For one, there is an excellent book by Glenn Shafer and Vladimir Vovk called Probability And Finance: It’s Only A Game, where, among other things, it is shown how one can obtain such results as the Strong Law of Large Numbers, the Central Limit Theorem, and even the Law of the Iterated Logarithm without ever mentioning the word “probability”. In fact, there is not even a single mention of anything like stable relative frequencies, and yet it is possible to define such things as martingales purely in game-theoretic terms.
Another route by which probability can sneak in is through the minimax theorem, as shown in a nice paper by Jake Abernethy, Alekh Agarwal, Peter Bartlett, and Sasha Rakhlin, where they quote Vovk: “for some important problems, the adversarial bounds of on-line competitive learning theory are only a tiny amount worse than the average-case bounds for some stochastic strategies of Nature.”
Finally, I can mention the work by Yuval Lomnitz and Meir Feder on communication over individual channels, which dispenses with the usual stochastic assumptions on channel noise that are bread and butter of information theory and instead looks for real-time adaptive strategies that learn to exploit regularities in the actual channel behavior as it unfolds in time.

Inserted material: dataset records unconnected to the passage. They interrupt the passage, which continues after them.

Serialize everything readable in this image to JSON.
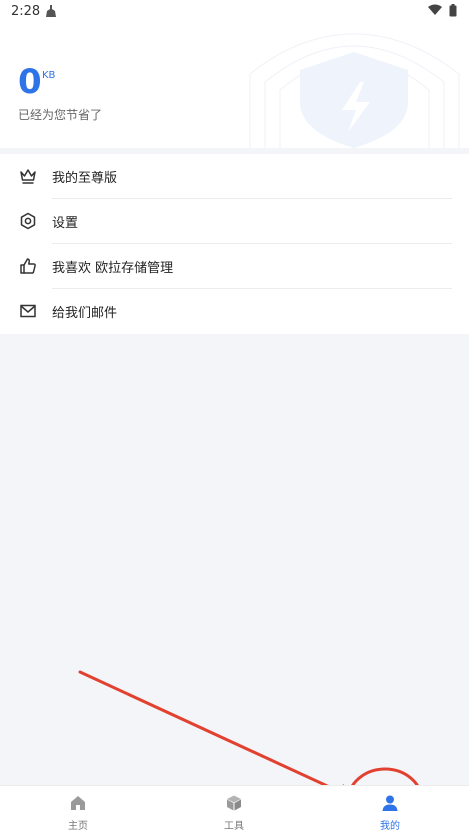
{
  "status_bar": {
    "time": "2:28",
    "icons": [
      "cleaner-icon",
      "wifi-icon",
      "battery-icon"
    ]
  },
  "header": {
    "saved_value": "0",
    "saved_unit": "KB",
    "saved_label": "已经为您节省了"
  },
  "menu": {
    "items": [
      {
        "label": "我的至尊版",
        "icon": "crown-icon"
      },
      {
        "label": "设置",
        "icon": "settings-icon"
      },
      {
        "label": "我喜欢 欧拉存储管理",
        "icon": "thumbs-up-icon"
      },
      {
        "label": "给我们邮件",
        "icon": "mail-icon"
      }
    ]
  },
  "bottom_nav": {
    "items": [
      {
        "label": "主页",
        "icon": "home-icon",
        "active": false
      },
      {
        "label": "工具",
        "icon": "box-icon",
        "active": false
      },
      {
        "label": "我的",
        "icon": "person-icon",
        "active": true
      }
    ]
  },
  "colors": {
    "accent": "#2f73e8",
    "annotation": "#e2412f",
    "background": "#f4f5f9"
  }
}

In all of these, one cannot help but notice the echoes of Willems’ prescription and search for the “most plausible” noise (or disturbance, or error) process that explains the observed behavior of the system of interest! But where does Bayesian model checking come in, you say? Well, you write down these priors and likelihoods, see, and then you use them to make predictions, and then you see how well these predictions have panned out. And if you’re wrong (and you will be), then you know what to do: lather, rinse, repeat. Or, in the words of Piet Hein,
The road to wisdom? — Well, it’s plain
and simple to express:
and err again
I guess, I will have to leave such sticky situations as the loss of identifiability in controlled systems for another post.